I've read the Wikipedia article but it just isn't sinking in.

And I get that 5 * 16 = 80 but how does the PLL circuitry actually produce a signal that is 16 times its input?

Thanks!

kwinn

The output signal from a voltage controlled oscillator is divided (by 16 in this case) and compared to the input signal (5MHz in this case). The voltage that controls the oscillator is generated by the phase difference between the 5MHz input and the signal out of the divide by 16 circuit. After a short period the control voltage will cause the /16 signal to match (lock on to) the 5MHz input. At that point the output of the VCO is 80MHz.

tonyp12

It works by "tricking" a voltage follower type OSC,
It's trying to match its own voltage/phase but as its output goes through a /16 divider it will create a signal that is 16x as what it's trying to match.

Seairth

I think I finally see how this thing works! In the video, what was throwing me off was when it put the /2 circuit on the output of the VCO. That meant that it was outputing 3KHz, not 6KHz. But that's where the Phase Detector comes in! The 6KHz vs 3KHz input will cause a pulse train (through the filter) that would increase the voltage to the VCO, which would then increase it's frequency. The circuit will settle when the output of the /2 circuit matches the input frequency (6KHz, in this case), which means that the VCO will be running at 12KHz, or twice the input frequency!

Ramon

Hi cbmeeks,

As Kwinn have said.

The answer is not on the "PLL" page, the answer is on the "Frequency multiplier" page.

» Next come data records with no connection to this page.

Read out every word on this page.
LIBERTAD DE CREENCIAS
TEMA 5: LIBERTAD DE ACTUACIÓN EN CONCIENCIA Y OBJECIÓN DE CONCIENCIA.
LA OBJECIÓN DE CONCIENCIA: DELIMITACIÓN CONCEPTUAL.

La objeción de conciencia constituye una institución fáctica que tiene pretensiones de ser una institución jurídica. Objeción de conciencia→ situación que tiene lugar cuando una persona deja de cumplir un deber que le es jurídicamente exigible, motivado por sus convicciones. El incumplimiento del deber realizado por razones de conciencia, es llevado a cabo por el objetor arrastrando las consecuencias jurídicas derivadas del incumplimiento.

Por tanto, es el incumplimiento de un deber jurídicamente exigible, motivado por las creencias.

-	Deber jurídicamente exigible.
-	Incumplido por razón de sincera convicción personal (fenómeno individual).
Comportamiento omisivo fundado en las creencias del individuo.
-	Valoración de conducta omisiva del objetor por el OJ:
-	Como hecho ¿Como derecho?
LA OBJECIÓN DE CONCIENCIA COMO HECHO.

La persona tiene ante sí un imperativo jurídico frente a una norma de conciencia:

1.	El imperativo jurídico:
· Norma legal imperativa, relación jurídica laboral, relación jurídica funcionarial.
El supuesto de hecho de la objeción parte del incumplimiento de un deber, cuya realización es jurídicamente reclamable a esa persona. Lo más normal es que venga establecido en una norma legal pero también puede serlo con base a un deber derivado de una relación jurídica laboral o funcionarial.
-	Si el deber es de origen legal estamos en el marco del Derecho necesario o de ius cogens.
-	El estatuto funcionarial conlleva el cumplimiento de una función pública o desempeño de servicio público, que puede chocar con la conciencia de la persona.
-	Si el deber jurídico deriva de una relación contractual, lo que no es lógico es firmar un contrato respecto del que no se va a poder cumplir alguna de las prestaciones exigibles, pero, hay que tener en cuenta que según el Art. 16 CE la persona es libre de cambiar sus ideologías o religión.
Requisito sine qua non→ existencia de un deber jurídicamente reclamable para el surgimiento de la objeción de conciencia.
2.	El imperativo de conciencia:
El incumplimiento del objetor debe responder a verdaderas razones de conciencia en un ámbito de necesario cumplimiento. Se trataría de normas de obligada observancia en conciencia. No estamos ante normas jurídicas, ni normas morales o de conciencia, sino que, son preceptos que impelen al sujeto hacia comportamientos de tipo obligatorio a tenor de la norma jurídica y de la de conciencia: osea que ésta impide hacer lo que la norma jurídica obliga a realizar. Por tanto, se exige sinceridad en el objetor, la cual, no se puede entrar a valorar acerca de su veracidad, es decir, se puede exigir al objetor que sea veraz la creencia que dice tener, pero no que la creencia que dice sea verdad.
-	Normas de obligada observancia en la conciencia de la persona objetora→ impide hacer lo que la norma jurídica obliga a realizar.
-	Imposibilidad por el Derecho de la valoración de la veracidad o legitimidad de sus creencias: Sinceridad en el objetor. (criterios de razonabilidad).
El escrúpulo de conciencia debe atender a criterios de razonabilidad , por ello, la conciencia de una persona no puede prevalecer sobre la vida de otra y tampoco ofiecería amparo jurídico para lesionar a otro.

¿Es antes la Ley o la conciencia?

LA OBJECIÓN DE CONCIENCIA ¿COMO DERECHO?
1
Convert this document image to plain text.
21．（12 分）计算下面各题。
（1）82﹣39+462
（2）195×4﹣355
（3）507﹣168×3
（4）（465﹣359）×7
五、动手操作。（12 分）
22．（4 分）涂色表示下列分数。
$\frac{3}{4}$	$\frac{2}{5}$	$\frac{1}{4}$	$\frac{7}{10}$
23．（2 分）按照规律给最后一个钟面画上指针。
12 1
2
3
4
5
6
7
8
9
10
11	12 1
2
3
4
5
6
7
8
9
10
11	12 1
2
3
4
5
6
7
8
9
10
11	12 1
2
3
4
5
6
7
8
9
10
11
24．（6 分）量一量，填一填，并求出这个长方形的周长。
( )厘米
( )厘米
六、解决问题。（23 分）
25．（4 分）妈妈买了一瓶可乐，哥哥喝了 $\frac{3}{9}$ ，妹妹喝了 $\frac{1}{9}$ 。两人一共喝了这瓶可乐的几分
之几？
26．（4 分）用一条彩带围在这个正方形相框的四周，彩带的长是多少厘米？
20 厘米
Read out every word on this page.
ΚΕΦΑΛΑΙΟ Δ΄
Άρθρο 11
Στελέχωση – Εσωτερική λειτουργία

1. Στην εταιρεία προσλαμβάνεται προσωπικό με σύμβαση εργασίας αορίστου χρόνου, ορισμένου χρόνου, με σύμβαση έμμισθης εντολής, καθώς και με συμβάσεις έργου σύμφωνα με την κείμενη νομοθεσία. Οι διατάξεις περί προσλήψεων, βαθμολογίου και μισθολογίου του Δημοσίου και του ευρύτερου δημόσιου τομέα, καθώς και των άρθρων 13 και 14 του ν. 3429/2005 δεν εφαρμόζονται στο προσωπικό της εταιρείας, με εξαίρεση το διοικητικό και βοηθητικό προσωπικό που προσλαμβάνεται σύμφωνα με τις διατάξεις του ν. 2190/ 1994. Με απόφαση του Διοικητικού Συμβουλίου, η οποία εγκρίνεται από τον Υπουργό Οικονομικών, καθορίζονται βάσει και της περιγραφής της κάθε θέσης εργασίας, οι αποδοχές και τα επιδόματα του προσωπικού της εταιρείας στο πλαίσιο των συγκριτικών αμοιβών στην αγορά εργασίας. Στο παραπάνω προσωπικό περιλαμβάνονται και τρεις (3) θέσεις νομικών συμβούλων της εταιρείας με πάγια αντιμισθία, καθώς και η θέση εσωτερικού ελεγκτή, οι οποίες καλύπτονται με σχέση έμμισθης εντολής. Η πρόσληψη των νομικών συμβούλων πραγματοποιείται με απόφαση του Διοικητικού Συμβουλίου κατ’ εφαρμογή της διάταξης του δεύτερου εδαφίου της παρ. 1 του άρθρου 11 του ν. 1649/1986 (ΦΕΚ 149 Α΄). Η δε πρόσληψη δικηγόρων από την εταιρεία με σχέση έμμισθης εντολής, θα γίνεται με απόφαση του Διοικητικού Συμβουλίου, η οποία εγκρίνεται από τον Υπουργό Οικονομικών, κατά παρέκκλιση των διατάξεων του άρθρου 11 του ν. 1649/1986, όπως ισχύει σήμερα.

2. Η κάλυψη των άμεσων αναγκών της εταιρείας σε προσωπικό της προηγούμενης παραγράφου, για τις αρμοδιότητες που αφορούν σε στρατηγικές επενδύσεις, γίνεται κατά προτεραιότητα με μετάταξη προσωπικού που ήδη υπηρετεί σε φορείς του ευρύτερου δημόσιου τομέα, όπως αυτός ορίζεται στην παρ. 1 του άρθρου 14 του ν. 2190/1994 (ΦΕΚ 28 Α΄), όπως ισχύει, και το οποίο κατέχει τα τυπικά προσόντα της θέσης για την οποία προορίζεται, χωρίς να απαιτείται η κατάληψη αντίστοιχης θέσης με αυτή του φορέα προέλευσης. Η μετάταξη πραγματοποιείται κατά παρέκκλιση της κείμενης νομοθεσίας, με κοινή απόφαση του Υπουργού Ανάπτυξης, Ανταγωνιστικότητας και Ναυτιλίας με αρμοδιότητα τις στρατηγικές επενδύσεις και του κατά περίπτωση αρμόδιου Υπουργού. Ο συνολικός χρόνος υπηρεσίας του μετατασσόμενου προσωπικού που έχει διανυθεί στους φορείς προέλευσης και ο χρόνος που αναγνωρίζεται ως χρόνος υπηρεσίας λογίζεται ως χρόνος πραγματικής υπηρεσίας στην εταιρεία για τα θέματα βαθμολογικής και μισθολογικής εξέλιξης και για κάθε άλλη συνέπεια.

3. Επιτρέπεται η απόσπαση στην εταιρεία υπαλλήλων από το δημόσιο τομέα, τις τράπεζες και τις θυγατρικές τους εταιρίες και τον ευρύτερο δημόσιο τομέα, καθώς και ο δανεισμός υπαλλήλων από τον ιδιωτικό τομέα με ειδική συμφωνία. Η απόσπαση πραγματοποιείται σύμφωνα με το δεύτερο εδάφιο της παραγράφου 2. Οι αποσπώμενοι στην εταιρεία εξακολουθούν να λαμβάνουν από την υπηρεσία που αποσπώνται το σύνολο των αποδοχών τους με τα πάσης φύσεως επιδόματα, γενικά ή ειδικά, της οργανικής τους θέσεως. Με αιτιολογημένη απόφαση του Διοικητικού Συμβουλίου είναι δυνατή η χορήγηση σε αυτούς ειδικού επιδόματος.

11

It is the VCO that is already running at around 80 MHz, and the PLL just only compares both clock phases and apply "voltage" feedback.

Phil Pilgrim (PhiPi)

The free-running frequency of the VCO appears to be in the 140-150 MHz range. The control voltage from the phase comparator lowers this frequency to lock (after division by 16) to the incoming crystal oscillator frequency and phase.

-Phil